Philippe Mayaud, Chloe Thio and Hoosen Coovadia
In this programme, presented by Peter Goodwin:
- Herpes Simplex Therapy Reduces HIV Activity in Co-Infected Patients
It is possible to reduce HIV activity in patients who are co-infected with HIV and herpes simplex type 2 by treating them with an anti-herpes agent. Philippe Mayaud talked with Peter Goodwin about his multi-centre study published in the New England Journal of Medicine which found reduced HIV concentrations in blood and vaginal samples when co-infected patients underwent continuous treatment with valacyclovir.
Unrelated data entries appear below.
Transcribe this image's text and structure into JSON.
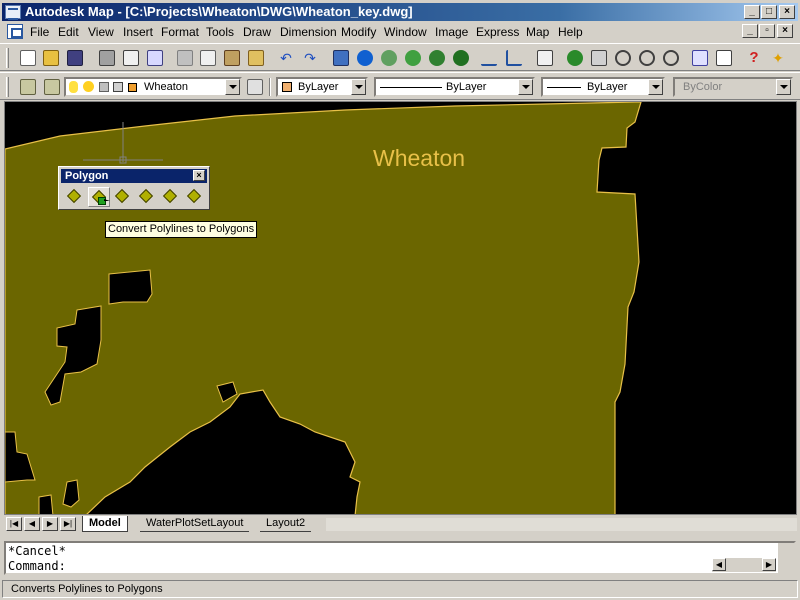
{
  "window": {
    "title": "Autodesk Map - [C:\\Projects\\Wheaton\\DWG\\Wheaton_key.dwg]",
    "minimize": "_",
    "maximize": "□",
    "close": "×",
    "mdi_restore": "▫",
    "mdi_close": "×"
  },
  "menu": [
    "File",
    "Edit",
    "View",
    "Insert",
    "Format",
    "Tools",
    "Draw",
    "Dimension",
    "Modify",
    "Window",
    "Image",
    "Express",
    "Map",
    "Help"
  ],
  "layers_toolbar": {
    "layer_name": "Wheaton",
    "color_value": "ByLayer",
    "linetype_value": "ByLayer",
    "lineweight_value": "ByLayer",
    "plotstyle_value": "ByColor",
    "layer_swatch_color": "#f0a030",
    "color_swatch": "#f0b070"
  },
  "drawing": {
    "map_label": "Wheaton",
    "fill_color": "#6b6600",
    "edge_color": "#e8c048",
    "background": "#000000"
  },
  "polygon_toolbar": {
    "title": "Polygon",
    "close_glyph": "×",
    "buttons": [
      "create-polygon",
      "convert-polylines-to-polygons",
      "edit-polygon",
      "add-vertex",
      "polygon-properties",
      "check-polygon"
    ]
  },
  "tooltip": "Convert Polylines to Polygons",
  "layout_tabs": {
    "nav": [
      "|◀",
      "◀",
      "▶",
      "▶|"
    ],
    "tabs": [
      {
        "label": "Model",
        "active": true
      },
      {
        "label": "WaterPlotSetLayout",
        "active": false
      },
      {
        "label": "Layout2",
        "active": false
      }
    ]
  },
  "command": {
    "history": "*Cancel*",
    "prompt": "Command:"
  },
  "status_text": "Converts Polylines to Polygons"
}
- Entecavir Helps Combat HIV But Also Selects Antiretroviral Resistance Mutation
Entecavir (used to treat hepatitis B) lowered levels of HIV in co-infected patients according to a study presented at the Los Angeles Conference on Retroviruses and Opportunistic Infection. In spite of this success, investigator Chloe Thio told Dan Keller that the drug selects a mutation making HIV resistant to entecavir as well as to antiretroviral drugs, and that this calls for a revision of guidelines that recommend its use in co-infected patients.
- Breastfeeding Reduces Transmission Rates From Mothers With HIV
While stopping breastfeeding early reduces HIV transmission to the baby, a new study, also presented at the Los Angeles conference, found it increased infant morbidity and mortality. Hoosen Coovadia told Dan Keller they found that exclusive breastfeeding (as opposed to 'mixed' breastfeeding including formula or supplements) for the first six months of life reduced HIV transmission rates.